Lvova-Belova já havia sido sancionada pela União Europeia (UE), em julho de 2022, e pelo Japão, em janeiro deste ano. Agora, perante o mandado de prisão emitido pelo TPI, a 17 de março, afirma: “É ótimo que a comunidade internacional tenha apreciado o trabalho de ajudar as crianças do nosso país, que não as deixemos na zona de guerra, que as tiremos, que criemos boas condições para eles, que os cerquemos de pessoas amorosas e atenciosas. Houve sanções de todos os países, até do Japão, contra mim. Agora, há um mandado de prisão. Pergunto-me o que acontecerá a seguir. Bem, continuamos a trabalhar.” Em “trabalho”, visita territórios ucranianos ocupados, levando as crianças até à Rússia, onde são adotadas por famílias russas. E partilha fotos e vídeos nas redes sociais, elogiando o processo de integração destas crianças em novas famílias.
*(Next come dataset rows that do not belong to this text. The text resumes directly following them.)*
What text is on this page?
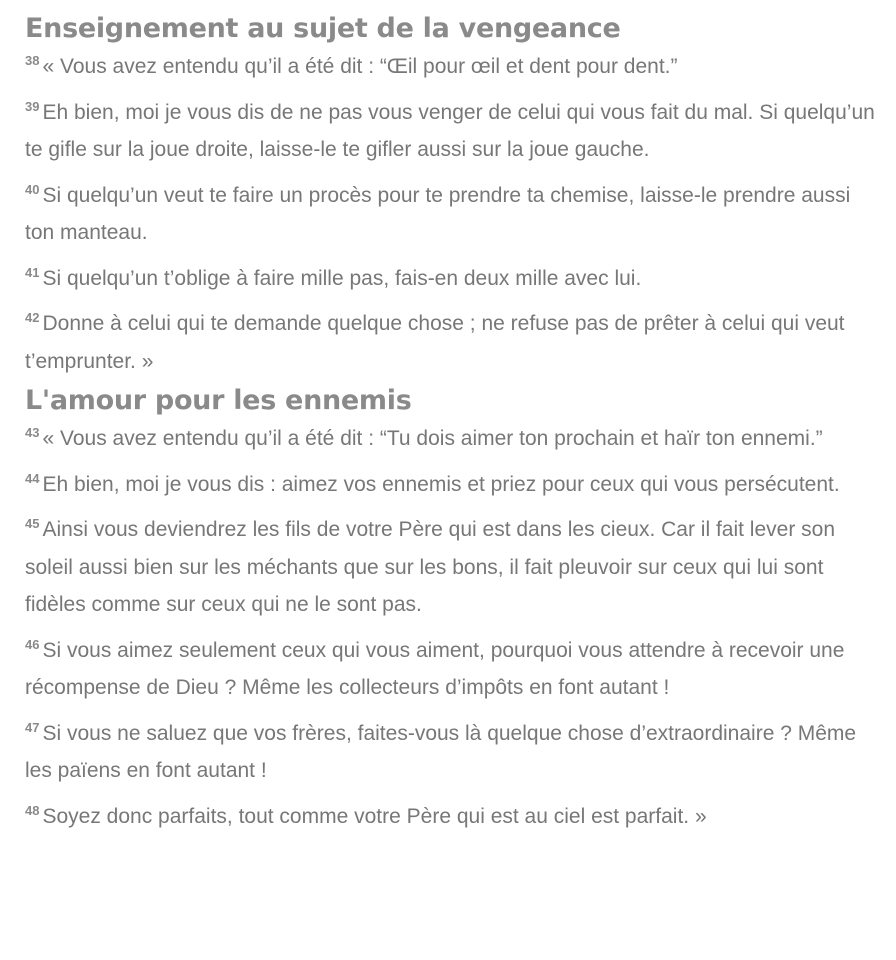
Enseignement au sujet de la vengeance

$^{38}$ « Vous avez entendu qu’il a été dit : “Œil pour œil et dent pour dent.”

$^{39}$ Eh bien, moi je vous dis de ne pas vous venger de celui qui vous fait du mal. Si quelqu’un te gifle sur la joue droite, laisse-le te gifler aussi sur la joue gauche.

$^{40}$ Si quelqu’un veut te faire un procès pour te prendre ta chemise, laisse-le prendre aussi ton manteau.

$^{41}$ Si quelqu’un t’oblige à faire mille pas, fais-en deux mille avec lui.

$^{42}$ Donne à celui qui te demande quelque chose ; ne refuse pas de prêter à celui qui veut t’emprunter. »

L'amour pour les ennemis

$^{43}$ « Vous avez entendu qu’il a été dit : “Tu dois aimer ton prochain et haïr ton ennemi.”

$^{44}$ Eh bien, moi je vous dis : aimez vos ennemis et priez pour ceux qui vous persécutent.

$^{45}$ Ainsi vous deviendrez les fils de votre Père qui est dans les cieux. Car il fait lever son soleil aussi bien sur les méchants que sur les bons, il fait pleuvoir sur ceux qui lui sont fidèles comme sur ceux qui ne le sont pas.

$^{46}$ Si vous aimez seulement ceux qui vous aiment, pourquoi vous attendre à recevoir une récompense de Dieu ? Même les collecteurs d’impôts en font autant !

$^{47}$ Si vous ne saluez que vos frères, faites-vous là quelque chose d’extraordinaire ? Même les païens en font autant !

$^{48}$ Soyez donc parfaits, tout comme votre Père qui est au ciel est parfait. »
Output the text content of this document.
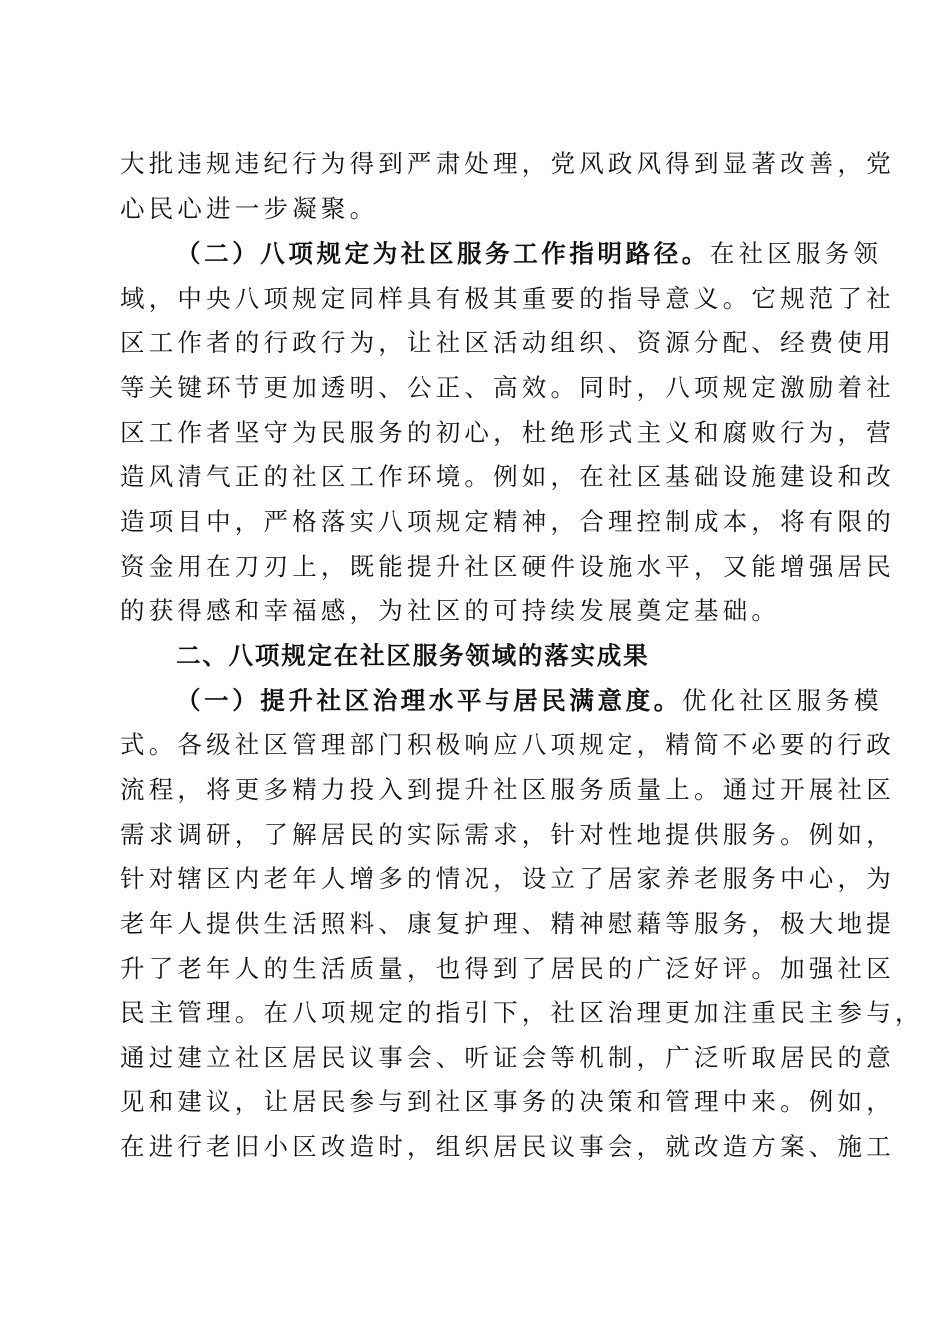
大批违规违纪行为得到严肃处理，党风政风得到显著改善，党
心民心进一步凝聚。
（二）八项规定为社区服务工作指明路径。在社区服务领
域，中央八项规定同样具有极其重要的指导意义。它规范了社
区工作者的行政行为，让社区活动组织、资源分配、经费使用
等关键环节更加透明、公正、高效。同时，八项规定激励着社
区工作者坚守为民服务的初心，杜绝形式主义和腐败行为，营
造风清气正的社区工作环境。例如，在社区基础设施建设和改
造项目中，严格落实八项规定精神，合理控制成本，将有限的
资金用在刀刃上，既能提升社区硬件设施水平，又能增强居民
的获得感和幸福感，为社区的可持续发展奠定基础。
二、八项规定在社区服务领域的落实成果
（一）提升社区治理水平与居民满意度。优化社区服务模
式。各级社区管理部门积极响应八项规定，精简不必要的行政
流程，将更多精力投入到提升社区服务质量上。通过开展社区
需求调研，了解居民的实际需求，针对性地提供服务。例如，
针对辖区内老年人增多的情况，设立了居家养老服务中心，为
老年人提供生活照料、康复护理、精神慰藉等服务，极大地提
升了老年人的生活质量，也得到了居民的广泛好评。加强社区
民主管理。在八项规定的指引下，社区治理更加注重民主参与，
通过建立社区居民议事会、听证会等机制，广泛听取居民的意
见和建议，让居民参与到社区事务的决策和管理中来。例如，
在进行老旧小区改造时，组织居民议事会，就改造方案、施工
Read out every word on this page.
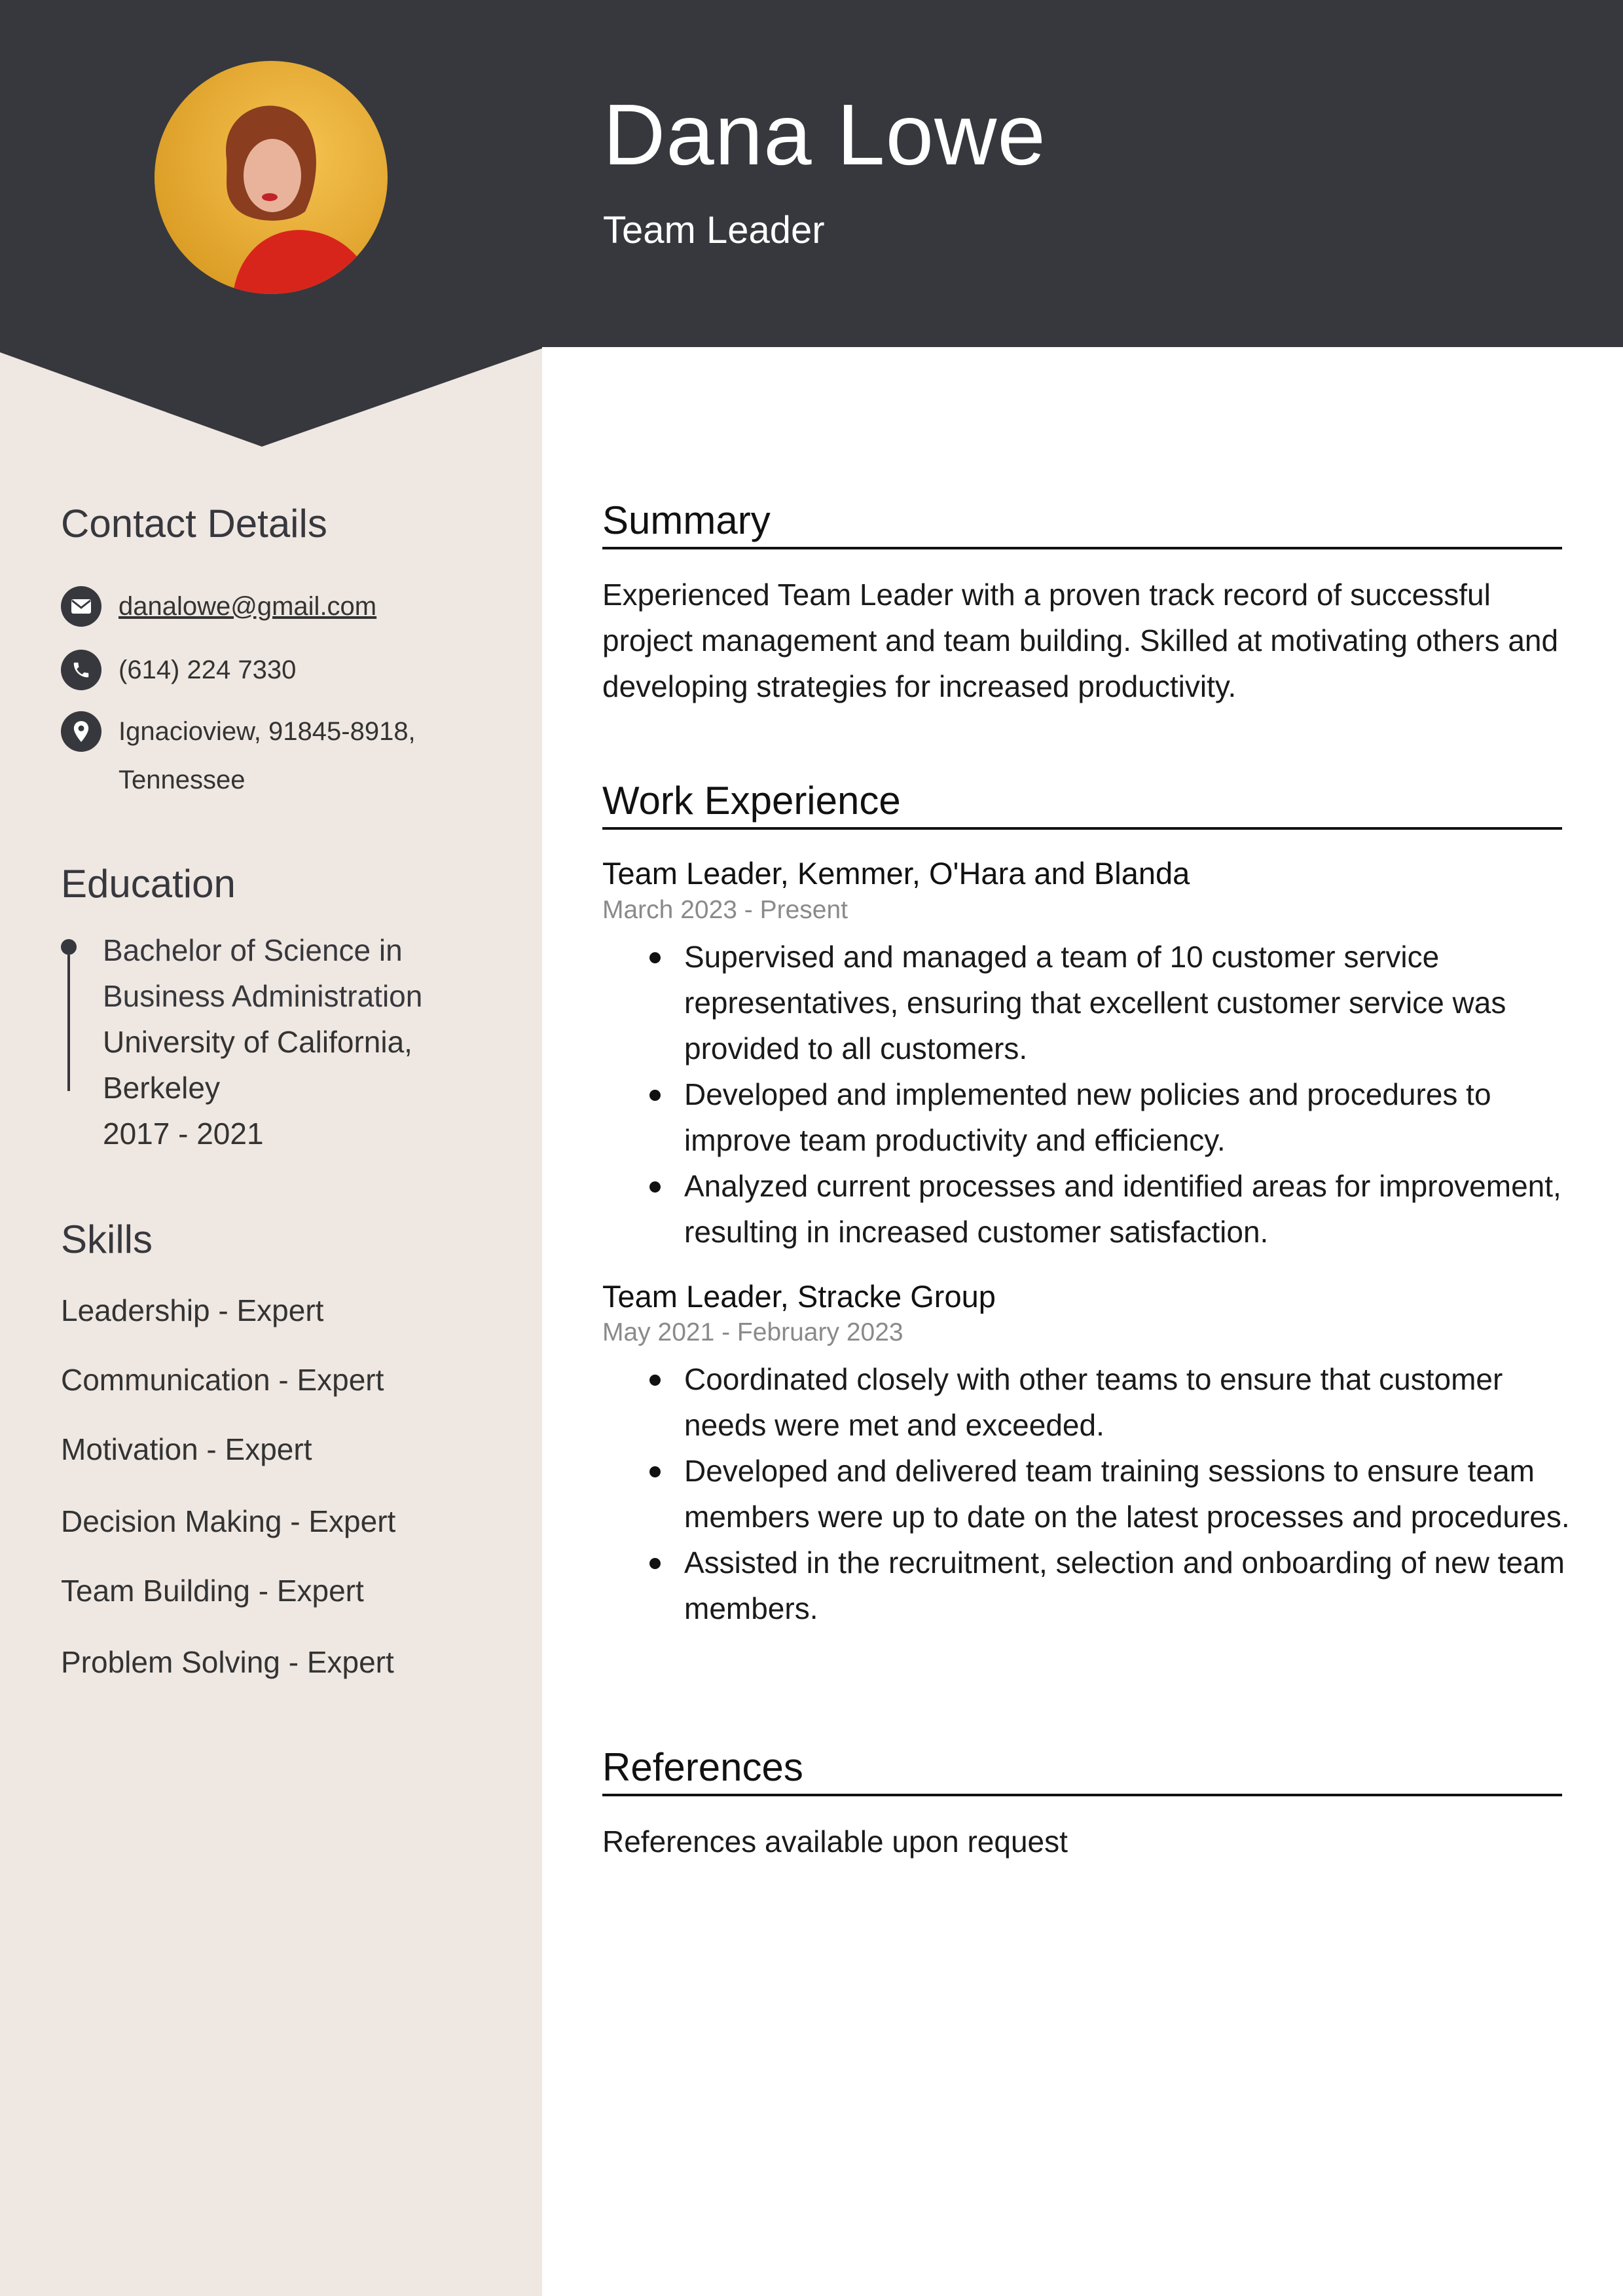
Dana Lowe
Team Leader
Contact Details
danalowe@gmail.com
(614) 224 7330
Ignacioview, 91845-8918,
Tennessee
Education
Bachelor of Science in
Business Administration
University of California,
Berkeley
2017 - 2021
Skills
Leadership - Expert
Communication - Expert
Motivation - Expert
Decision Making - Expert
Team Building - Expert
Problem Solving - Expert
Summary

Experienced Team Leader with a proven track record of successful project management and team building. Skilled at motivating others and developing strategies for increased productivity.

Work Experience
Team Leader, Kemmer, O'Hara and Blanda
March 2023 - Present
Supervised and managed a team of 10 customer service representatives, ensuring that excellent customer service was provided to all customers.
Developed and implemented new policies and procedures to improve team productivity and efficiency.
Analyzed current processes and identified areas for improvement, resulting in increased customer satisfaction.
Team Leader, Stracke Group
May 2021 - February 2023
Coordinated closely with other teams to ensure that customer needs were met and exceeded.
Developed and delivered team training sessions to ensure team members were up to date on the latest processes and procedures.
Assisted in the recruitment, selection and onboarding of new team members.
References

References available upon request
A BBC recorda que, em 2022, Lvova-Belova falou, publicamente, dos esforços para doutrinar as crianças ucranianas levadas para a Rússia, referindo que, à chegada, algumas “falavam mal do presidente [russo], diziam coisas horríveis e cantavam o hino ucraniano”, mas, depois começaram a integrar-se.
Antes de assumir o cargo atual, liderava uma fundação em Penza, cidade onde nasceu e que fica a mais de 500 quilómetros a sudeste de Moscovo, com várias casas de assistência a portadores de deficiência e a idosos. Porém, a imprensa local relata várias denúncias contra ela por ser violenta com as crianças, por comunicar com elas só quando os “media” ou os benfeitores estão presentes, e por ter aceitado crianças órfãs em casa, com a promessa de as adotar, mas que, posteriormente, as devolveu aos orfanatos. Piedade viperina!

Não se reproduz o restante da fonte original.